Water security is increasingly becoming one of the fundamental issues of the 21st century, especially for states in the dryer and more arid regions of the world. With water forming the basis of all life, some nations are adopting increasingly radical solutions to ensure a fresh supply of water.
For example, states such as the United Arab Emirates are increasingly turning towards cloud seeding technology as a means of producing increased rainfall. The concept itself has been around for decades – arguably even over a century – but the UAE approach looks to use the latest aerial technology to clean up the process.
Cloud seeding involves releasing chemicals or substances into clouds in order to artificially encourage rain or snowfall. Traditionally, compounds such as silver iodide, potassium iodide and dry ice have been used, although table salt is also now a popular choice. Once released into the clouds, the chemicals encourage the nucleation of water into larger droplets or blocks of ice. When these droplets or ice become too heavy, they fall from the cloud as rain or snow. Importantly, cloud seeding allows the process to occur at temperatures higher than normal, making it possible to induce rain even in arid conditions.
Various different methods have been used to introduce the seeding chemicals into clouds, including dispersal from aircraft, ground generators, rockets and even anti-aircraft guns. However, the UAE is using both a new delivery vehicle and new method of promoting cloud seeding.
Since March 2021, the UAE has been experimenting with the use of aerial drones which fire electric charges into clouds. They had already extensively used salt in cloud seeding experiments, with around 200 in 2020 alone. But in 2021, they embarked on a new less intrusive and intensive method. The electric charges fulfill the same role as cloud seeding compounds, with drones targeting specifically selected clouds and ‘zapping’ them with a laser beam. The electric shock causes water droplets to pool together resulting in rain. Initially experiments conducted in July seemed to be promising. The drones used electric charges to generate a significant rainstorm, resulting in 6.9 millimeters of rain in a single day in Al Ain. Considering the UAE receives on average only 100 millimeters of rain a year, this is a major result. The UAE hopes such technology could boost rainfall by 30 percent a year.
The use of drones is also being seen as much more cost effective than other methods of water conservation, such as desalination. Whereas desalination costs hundreds of dollars per cubic kilometer of water, with the use of drones it could be merely a few dollars.

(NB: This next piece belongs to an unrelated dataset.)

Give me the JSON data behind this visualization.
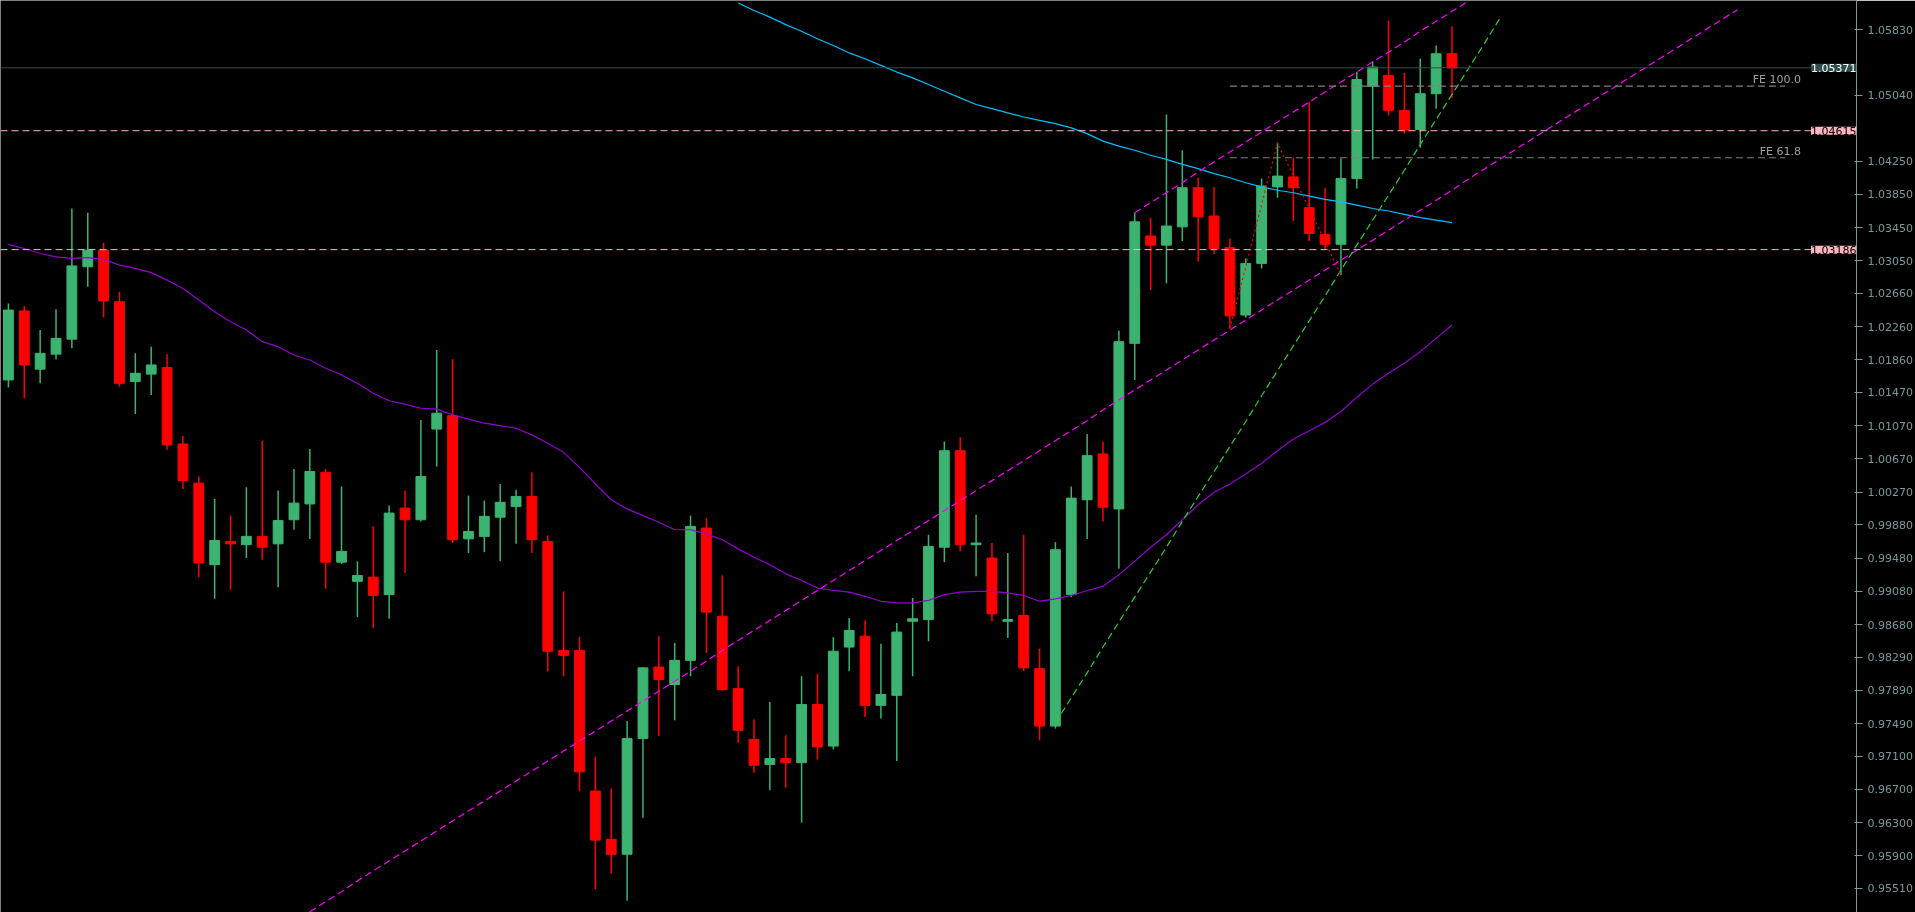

Cloud Seeding and the Environment
Cloud seeding has been theorised since as early as 1891, with experiments conducted throughout the 1930s and 40s confirming the theories. Today, cloud seeding and weather manipulation is increasingly being used by a number of states across the globe. Furthermore, cloud seeding can also be used to reduce rainfall in areas where it is not desired. Perhaps most famously, it grabbed headlines in 2008, when China used the technology to cause rain before the Olympics, ensuring clear skies during the actual games. Meanwhile, in Germany, local civic engagement societies have been using cloud seeding to protect agricultural areas, especially wine growing regions, from hail.
Talk of weather manipulation predictably, and with good reason, often results in raised eyebrows. After all, much of our current climate woes result from humanity’s inadvertent manipulation of the natural weather cycles of the Earth. Furthermore, dispersing chemicals into the clouds has triggered concerns they could eventually enter the water supply or simply make their way down into the air we breathe, possibly ending in carcinogenic results.
However, although some of the more common materials used in cloud seeding, such as silver iodide, are hazardous to humans in large quantities, studies have suggested their use in cloud seeding results in only negligible environmental and health concerns. Soil and water tests in the aftermath of cloud seeding operations do not show a visible amount of contamination.
Although the use of drones, such as in the UAE case, does go some way to mitigating the fears surrounding the use of chemicals or salt, justifiable scepticism remains. Some claim cloud seeding simply isn’t effective enough to warrant the requisitive effort, while others suggest the manipulation of the weather can potentially result in unforeseen consequences, such as triggering flash floods or depriving other areas of rainfall that also desperately need it. Furthermore, a lack of regulation regarding cloud seeding means the process is largely pursued without much legal international oversight. There is a four-decade old UN convention covering the hostile use of weather manipulation in warfare, but its use in peacetime is not covered.
Indeed, diplomatic storm clouds could soon be gathering regarding the use of cloud seeding technology. The issue of ‘who owns the clouds’ will likely become a precedent one if cloud seeding becomes more widespread. For example, a state could preemptively cause clouds to rain on their territory, that would otherwise naturally rain on another, depriving them of water or ‘stealing their rain’.
Ultimately, the mere fact the weather is being manipulated at all will always result in suspicion. Perhaps the better way to deal with the world’s climate issues is to reduce the emissions which largely cause it in the first place, rather than trying to ‘jury-rig’ a solution with further artificial manipulation.